Ads
Bintang Zaman

Raja Tombolotutu, Pejuang yang Hampir Terlupakan

Avatar photo
Ditulis oleh Iqbal Setyarso

Usianya masih muda untuk tokoh penting di daerahnya. Tetapi muda usia justru melejitkan nama untuk eksistensinya –khususnya di Sulawesi Tengah. Babad Tombolotutu ditoreh pada era penjajahan Belanda di abad ke-18.


Narasi penjajahan itu, terjadi jauh sebelum Belanda mengacak-acak kepulauan Nusantara. Para petinggi Kerajaan Belanda tengah bertekad mencari tahu di mana letak pulau yang kaya rempah-rempah, Dilandasi obsesi memburu kekayaan, dirintislah usaha keras mencari keberadaan pulau kaya nan masyhur itu. Salah seorang tokoh Belanda itu, Cornelis de Houtman, yang ditunjuk untuk berangkat ke Lisbon, Portugal, menggali informasi pulau yang tengah dicari-cari orang itu. Kejadiannya terjadi pada 1592.


Para pedagang Belanda itu bersepakat menunjuk Cornelis de Houtman muda, sebagai perwakilan mereka yang dipercaya berangkat ke Lisbon, Portugal. Negeri itu menjadi tujuan pertama yang didatangi, karena di masa itu hanya Portugal dan Spanyol yang menjadi penguasa di wilayah-wilayah yang kaya rempah-rempah.


Dua tahun lamanya, Cornelis de Houtman berada di Lisbon, Portugal. Kemudian dia kembali ke Belanda. Cornelis telah menemukan informasi yang sangat banyak, mengenai adanya wilayah di Asia yang kaya akan rempah-rempah.


Para pedagang Belanda itu berunding lagi. Mereka harus datang ke wilayah itu, untuk membuktikan informasi yang telah dikumpulkan oleh Cornelis de Houtman. Namun sebelum berangkat, para pedagang itu mendirikan Compagnie van Verre atau perusahaan jarak jauh


Niat Buruk Bernuansa Sengketa
Setahun sudah Compagnie van Verre beroperasi, tetapi tidak membuahkan hasil memuaskan. Perusahaan yang dioperasikan jarak jauh, sepertinya tidak bisa diharapkan. Para BOD perusahaan bersepakat, mereka tidak boleh berlama-lama mengendalikan Compagnie van Verre di Amsterdam, tetapi yang mereka perdagangkan justru ada di negeri seberang yang berjarak sekira 6.136 mil laut itu. Berdagang jarak jauh, sangat tidak efektif untuk kelangsungan Compagnie van Verre. Perusahaan jarak jauh ini punya empat kapal besar yang kerap digunakan untuk berdagang. Kapal itu bernama Amsterdam, Hollandia, Mauritius, dan Duyfken. Pada 2 April 1595, empat kapal yang sedang berlabuh di Pelabuhan Amsterdam, harus angkat jangkar dan lepas tali. Banyak orang di pelabuhan melepas keberangkatan empat kapal yang berada di bawah kendali Compagnie van Verre itu.

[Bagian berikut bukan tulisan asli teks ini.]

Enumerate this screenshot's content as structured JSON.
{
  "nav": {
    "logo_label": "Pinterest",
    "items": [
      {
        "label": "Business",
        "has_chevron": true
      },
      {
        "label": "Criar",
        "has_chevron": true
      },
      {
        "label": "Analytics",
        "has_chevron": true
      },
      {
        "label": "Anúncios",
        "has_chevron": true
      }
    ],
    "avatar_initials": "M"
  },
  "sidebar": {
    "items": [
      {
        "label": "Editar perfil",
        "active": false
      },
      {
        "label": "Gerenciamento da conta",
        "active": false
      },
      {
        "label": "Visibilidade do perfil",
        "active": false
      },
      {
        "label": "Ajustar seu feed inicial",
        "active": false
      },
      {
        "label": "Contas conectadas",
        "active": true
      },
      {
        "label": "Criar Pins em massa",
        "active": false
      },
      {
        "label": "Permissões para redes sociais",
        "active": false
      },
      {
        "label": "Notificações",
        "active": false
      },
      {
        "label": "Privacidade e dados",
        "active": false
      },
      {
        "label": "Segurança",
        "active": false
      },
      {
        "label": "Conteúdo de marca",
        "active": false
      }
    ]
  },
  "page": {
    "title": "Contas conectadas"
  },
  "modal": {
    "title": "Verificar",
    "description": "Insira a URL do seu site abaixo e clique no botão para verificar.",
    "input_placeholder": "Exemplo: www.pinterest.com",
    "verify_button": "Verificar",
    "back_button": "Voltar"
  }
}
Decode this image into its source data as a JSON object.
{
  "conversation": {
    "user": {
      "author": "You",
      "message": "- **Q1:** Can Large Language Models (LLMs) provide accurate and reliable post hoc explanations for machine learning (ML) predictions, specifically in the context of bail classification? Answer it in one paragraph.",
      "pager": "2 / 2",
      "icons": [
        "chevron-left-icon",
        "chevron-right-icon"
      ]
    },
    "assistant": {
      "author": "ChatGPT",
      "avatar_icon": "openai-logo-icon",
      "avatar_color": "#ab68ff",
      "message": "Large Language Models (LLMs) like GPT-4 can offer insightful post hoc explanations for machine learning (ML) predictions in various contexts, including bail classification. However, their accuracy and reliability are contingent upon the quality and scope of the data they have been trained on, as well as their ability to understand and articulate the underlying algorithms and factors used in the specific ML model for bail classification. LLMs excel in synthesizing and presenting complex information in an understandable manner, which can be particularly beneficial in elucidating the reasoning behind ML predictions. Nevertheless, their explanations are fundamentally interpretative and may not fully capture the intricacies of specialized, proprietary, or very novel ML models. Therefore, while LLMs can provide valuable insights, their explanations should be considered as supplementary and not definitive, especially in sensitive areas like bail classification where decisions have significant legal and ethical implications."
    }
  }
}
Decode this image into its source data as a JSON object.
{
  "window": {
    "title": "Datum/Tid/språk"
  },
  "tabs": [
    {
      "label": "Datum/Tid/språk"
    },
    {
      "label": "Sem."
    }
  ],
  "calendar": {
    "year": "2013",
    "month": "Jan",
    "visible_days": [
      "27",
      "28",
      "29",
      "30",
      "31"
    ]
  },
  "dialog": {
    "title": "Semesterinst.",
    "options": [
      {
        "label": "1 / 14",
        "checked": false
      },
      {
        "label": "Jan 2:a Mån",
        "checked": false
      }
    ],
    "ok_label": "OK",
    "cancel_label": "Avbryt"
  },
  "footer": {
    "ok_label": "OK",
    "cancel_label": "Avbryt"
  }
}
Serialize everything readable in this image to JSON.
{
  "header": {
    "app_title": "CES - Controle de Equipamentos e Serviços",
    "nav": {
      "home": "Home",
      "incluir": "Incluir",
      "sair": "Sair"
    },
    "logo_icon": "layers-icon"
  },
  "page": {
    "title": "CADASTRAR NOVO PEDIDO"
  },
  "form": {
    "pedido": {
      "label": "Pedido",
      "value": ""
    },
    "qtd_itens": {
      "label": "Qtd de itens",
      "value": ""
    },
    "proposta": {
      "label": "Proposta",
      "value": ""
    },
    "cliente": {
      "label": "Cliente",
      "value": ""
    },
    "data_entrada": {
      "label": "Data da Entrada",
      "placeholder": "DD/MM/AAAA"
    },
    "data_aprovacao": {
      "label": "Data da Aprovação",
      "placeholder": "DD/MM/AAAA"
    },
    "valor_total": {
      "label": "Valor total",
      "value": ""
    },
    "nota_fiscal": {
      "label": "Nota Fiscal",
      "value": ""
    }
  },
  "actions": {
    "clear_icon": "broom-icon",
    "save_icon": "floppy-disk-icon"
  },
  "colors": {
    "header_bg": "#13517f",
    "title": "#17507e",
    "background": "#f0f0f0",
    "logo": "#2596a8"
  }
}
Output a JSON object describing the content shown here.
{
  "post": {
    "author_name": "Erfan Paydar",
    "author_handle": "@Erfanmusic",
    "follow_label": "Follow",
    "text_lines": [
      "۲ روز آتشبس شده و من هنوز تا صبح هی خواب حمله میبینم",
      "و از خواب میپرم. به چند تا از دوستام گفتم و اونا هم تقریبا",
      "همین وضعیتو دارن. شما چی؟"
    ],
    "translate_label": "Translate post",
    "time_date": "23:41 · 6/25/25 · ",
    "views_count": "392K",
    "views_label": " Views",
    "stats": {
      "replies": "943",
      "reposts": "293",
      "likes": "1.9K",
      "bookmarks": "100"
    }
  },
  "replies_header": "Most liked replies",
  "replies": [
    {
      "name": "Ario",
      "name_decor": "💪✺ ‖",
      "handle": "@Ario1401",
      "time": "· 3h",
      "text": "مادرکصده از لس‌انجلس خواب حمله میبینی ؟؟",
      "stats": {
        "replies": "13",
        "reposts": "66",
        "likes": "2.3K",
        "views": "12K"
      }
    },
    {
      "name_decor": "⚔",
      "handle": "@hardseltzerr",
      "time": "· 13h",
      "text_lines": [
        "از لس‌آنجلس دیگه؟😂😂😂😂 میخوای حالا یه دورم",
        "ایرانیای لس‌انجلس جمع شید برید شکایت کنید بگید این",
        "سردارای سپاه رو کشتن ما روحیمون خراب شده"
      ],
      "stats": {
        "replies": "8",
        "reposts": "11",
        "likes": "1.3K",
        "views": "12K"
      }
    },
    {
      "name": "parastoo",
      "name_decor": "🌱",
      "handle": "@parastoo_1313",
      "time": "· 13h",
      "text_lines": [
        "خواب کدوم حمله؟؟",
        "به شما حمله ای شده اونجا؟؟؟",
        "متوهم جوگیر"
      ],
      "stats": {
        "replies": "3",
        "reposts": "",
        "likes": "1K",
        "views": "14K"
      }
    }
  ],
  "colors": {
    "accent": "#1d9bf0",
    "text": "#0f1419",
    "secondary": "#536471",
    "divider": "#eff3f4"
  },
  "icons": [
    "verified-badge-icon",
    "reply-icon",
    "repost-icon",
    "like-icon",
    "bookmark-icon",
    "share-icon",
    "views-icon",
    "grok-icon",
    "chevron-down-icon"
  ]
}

Cornelis de Houtman, salah seorang yang berada dalam pelayaran ekspedisi empat kapal tersebut. Banyak orang Belanda yang mati dalam pelayaran tersebut. Kematian yang sangat memalukan, karena hanya terserang sariawan, akibat kurangnya makanan. Lantaran masalah itu, perkelahian antara para kapten kapal beserta anak buahnya, harus berkelahi dengan para pedagang di atas kapal. Banyak yang terbunuh. 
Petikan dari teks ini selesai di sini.